Fêmea macróptera; coloração do corpo majoritariamente castanha, com cabeça e tubo mais escuros e segmentos abdominais basais mais claros; antenômero I castanho-escuro, II castanho com ápice amarelo, III amarelo com terço apical castanho-claro, IV castanho com base amarelada, V–VIII castanho-escuros; asas anteriores hialinas, escurecidas na base. Antena com 8 segmentos, antenômeros III com 2 e IV com 4 cones sensoriais. Cabeça mais longa que larga, ligeiramente constrita na base; superfície dorsal com fracas linhas de esculturação lateralmente, cerdas pós-ocelar e pós-ocular muito longas, demais cerdas da cabeça curtas; estiletes maxilares com formato de V, distantes um do outro cerca de metade da largura da cabeça, estendendo-se quase até a base da cerda pós-ocular. Pronoto com 4 pares de cerdas bem desenvolvidas, par anteromarginal curto, pares epimeral e posteroangular mais longos; proesterno com basantra presente. Metanoto fracamente esculturado medialmente, com um par de cerdas medianas curtas. Metatórax com suturas esternopleurais presentes. Pelta largo, com projeções laterais na base, reticulado; tergitos abdominais II–VII com 1 par de cerdas retentoras de asas sigmoides. Tubo quase cilíndrico, constrito no ápice, cerca de 2,8x mais longo que a largura basal, com poucas cerdas laterais diminutas. Pernas anteriores robustas, tarso anterior com dente tarsal. Asas anteriores com cerca de 20 cerdas duplicadas.

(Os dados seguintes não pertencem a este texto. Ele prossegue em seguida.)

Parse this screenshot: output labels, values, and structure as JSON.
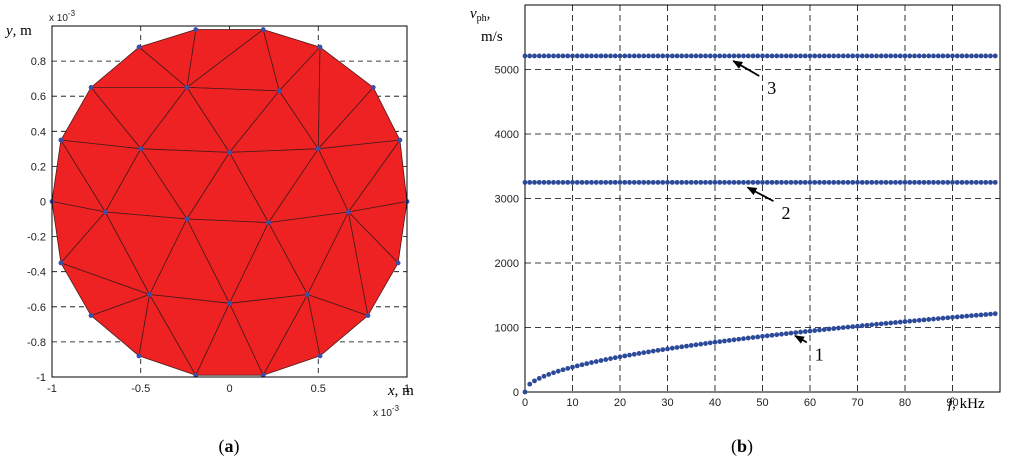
{
  "chart_data": [
    {
      "type": "mesh",
      "panel_label": {
        "open": "(",
        "letter": "a",
        "close": ")"
      },
      "xlabel": {
        "var": "x",
        "unit": ", m"
      },
      "ylabel": {
        "var": "y",
        "unit": ", m"
      },
      "x_multiplier": {
        "base": "x 10",
        "exp": "-3"
      },
      "y_multiplier": {
        "base": "x 10",
        "exp": "-3"
      },
      "xlim": [
        -1.0,
        1.0
      ],
      "ylim": [
        -1.0,
        1.0
      ],
      "x_ticks": [
        -1,
        -0.5,
        0,
        0.5,
        1
      ],
      "x_tick_labels": [
        "-1",
        "-0.5",
        "0",
        "0.5",
        "1"
      ],
      "y_ticks": [
        -1,
        -0.8,
        -0.6,
        -0.4,
        -0.2,
        0,
        0.2,
        0.4,
        0.6,
        0.8
      ],
      "y_tick_labels": [
        "-1",
        "-0.8",
        "-0.6",
        "-0.4",
        "-0.2",
        "0",
        "0.2",
        "0.4",
        "0.6",
        "0.8"
      ],
      "grid": true,
      "fill_color": "#ee2222",
      "edge_color": "#4a1a1a",
      "node_color": "#3a4fa8",
      "nodes": [
        [
          1.0,
          0.0
        ],
        [
          0.96,
          0.35
        ],
        [
          0.81,
          0.65
        ],
        [
          0.51,
          0.88
        ],
        [
          0.19,
          0.98
        ],
        [
          -0.19,
          0.98
        ],
        [
          -0.51,
          0.88
        ],
        [
          -0.78,
          0.65
        ],
        [
          -0.95,
          0.35
        ],
        [
          -1.0,
          0.0
        ],
        [
          -0.95,
          -0.35
        ],
        [
          -0.78,
          -0.65
        ],
        [
          -0.51,
          -0.88
        ],
        [
          -0.19,
          -0.99
        ],
        [
          0.19,
          -0.99
        ],
        [
          0.51,
          -0.88
        ],
        [
          0.78,
          -0.65
        ],
        [
          0.95,
          -0.35
        ],
        [
          -0.5,
          0.3
        ],
        [
          0.0,
          0.28
        ],
        [
          0.5,
          0.3
        ],
        [
          -0.24,
          0.65
        ],
        [
          0.28,
          0.63
        ],
        [
          -0.7,
          -0.06
        ],
        [
          -0.24,
          -0.1
        ],
        [
          0.22,
          -0.12
        ],
        [
          0.67,
          -0.06
        ],
        [
          -0.45,
          -0.53
        ],
        [
          0.0,
          -0.58
        ],
        [
          0.44,
          -0.53
        ]
      ],
      "triangles": [
        [
          4,
          5,
          21
        ],
        [
          4,
          21,
          22
        ],
        [
          3,
          4,
          22
        ],
        [
          5,
          6,
          21
        ],
        [
          6,
          7,
          21
        ],
        [
          7,
          18,
          21
        ],
        [
          7,
          8,
          18
        ],
        [
          21,
          18,
          19
        ],
        [
          21,
          19,
          22
        ],
        [
          22,
          19,
          20
        ],
        [
          3,
          22,
          20
        ],
        [
          2,
          3,
          20
        ],
        [
          1,
          2,
          20
        ],
        [
          1,
          20,
          26
        ],
        [
          0,
          1,
          26
        ],
        [
          8,
          9,
          23
        ],
        [
          8,
          23,
          18
        ],
        [
          18,
          23,
          24
        ],
        [
          18,
          24,
          19
        ],
        [
          19,
          24,
          25
        ],
        [
          19,
          25,
          20
        ],
        [
          20,
          25,
          26
        ],
        [
          0,
          26,
          17
        ],
        [
          9,
          10,
          23
        ],
        [
          10,
          11,
          27
        ],
        [
          10,
          27,
          23
        ],
        [
          23,
          27,
          24
        ],
        [
          24,
          27,
          28
        ],
        [
          24,
          28,
          25
        ],
        [
          25,
          28,
          29
        ],
        [
          25,
          29,
          26
        ],
        [
          26,
          29,
          16
        ],
        [
          26,
          16,
          17
        ],
        [
          11,
          12,
          27
        ],
        [
          12,
          13,
          27
        ],
        [
          13,
          28,
          27
        ],
        [
          13,
          14,
          28
        ],
        [
          14,
          29,
          28
        ],
        [
          14,
          15,
          29
        ],
        [
          15,
          16,
          29
        ]
      ]
    },
    {
      "type": "scatter",
      "panel_label": {
        "open": "(",
        "letter": "b",
        "close": ")"
      },
      "xlabel": {
        "var": "f",
        "unit": ", kHz"
      },
      "ylabel": {
        "var": "v",
        "sub": "ph",
        "unit1": ",",
        "unit2": "m/s"
      },
      "xlim": [
        0,
        100
      ],
      "ylim": [
        0,
        6000
      ],
      "x_ticks": [
        0,
        10,
        20,
        30,
        40,
        50,
        60,
        70,
        80,
        90
      ],
      "x_tick_labels": [
        "0",
        "10",
        "20",
        "30",
        "40",
        "50",
        "60",
        "70",
        "80",
        "90"
      ],
      "y_ticks": [
        0,
        1000,
        2000,
        3000,
        4000,
        5000
      ],
      "y_tick_labels": [
        "0",
        "1000",
        "2000",
        "3000",
        "4000",
        "5000"
      ],
      "grid": true,
      "marker_color": "#2c4a99",
      "series": [
        {
          "mode": 1,
          "x": {
            "start": 0,
            "end": 99,
            "step": 1
          },
          "model": "sqrt",
          "coef": 122
        },
        {
          "mode": 2,
          "x": {
            "start": 0,
            "end": 99,
            "step": 1
          },
          "model": "constant",
          "value": 3250
        },
        {
          "mode": 3,
          "x": {
            "start": 0,
            "end": 99,
            "step": 1
          },
          "model": "constant",
          "value": 5210
        }
      ],
      "annotations": [
        {
          "text": "1",
          "target": [
            56,
            950
          ],
          "label_at": [
            61,
            490
          ]
        },
        {
          "text": "2",
          "target": [
            46,
            3250
          ],
          "label_at": [
            54,
            2680
          ]
        },
        {
          "text": "3",
          "target": [
            43,
            5210
          ],
          "label_at": [
            51,
            4620
          ]
        }
      ]
    }
  ]
}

Macho macróptero. Aparência similar à da fêmea mas menor. Placas porosas ausentes.
Variação intraespecífica
Desconhecida.
Informações do gênero e espécies similares
Neosmerinthothrips é um gênero com 24 espécies, com ocorrência nas regiões tropicais e Austrália. As espécies possuem suturas esternopleurais do metatórax bem desenvolvidas, e um tubo robusto de margens convexas, comparável ao visto em espécies de Acallurothrips e Pygothrips. Neosmerinthothrips é diferenciado de Acallurothrips por possuir os antenômeros VII e VIII claramente distintos e o tubo não tão robusto, e de Pygothrips por possuir os estiletes maxilares distantes entre si, com formato de V. Neosmerinthothrips hamiltoni é única entre as espécies brasileiras do gênero por possuir o par de cerdas pós-ocelares muito longo, estendendo-se quase até o ápice do antenômero II. Uma chave para algumas das espécies de Neosmerinthothrips, incluindo a maioria das espécies brasileiras, está disponível em Mound (1974).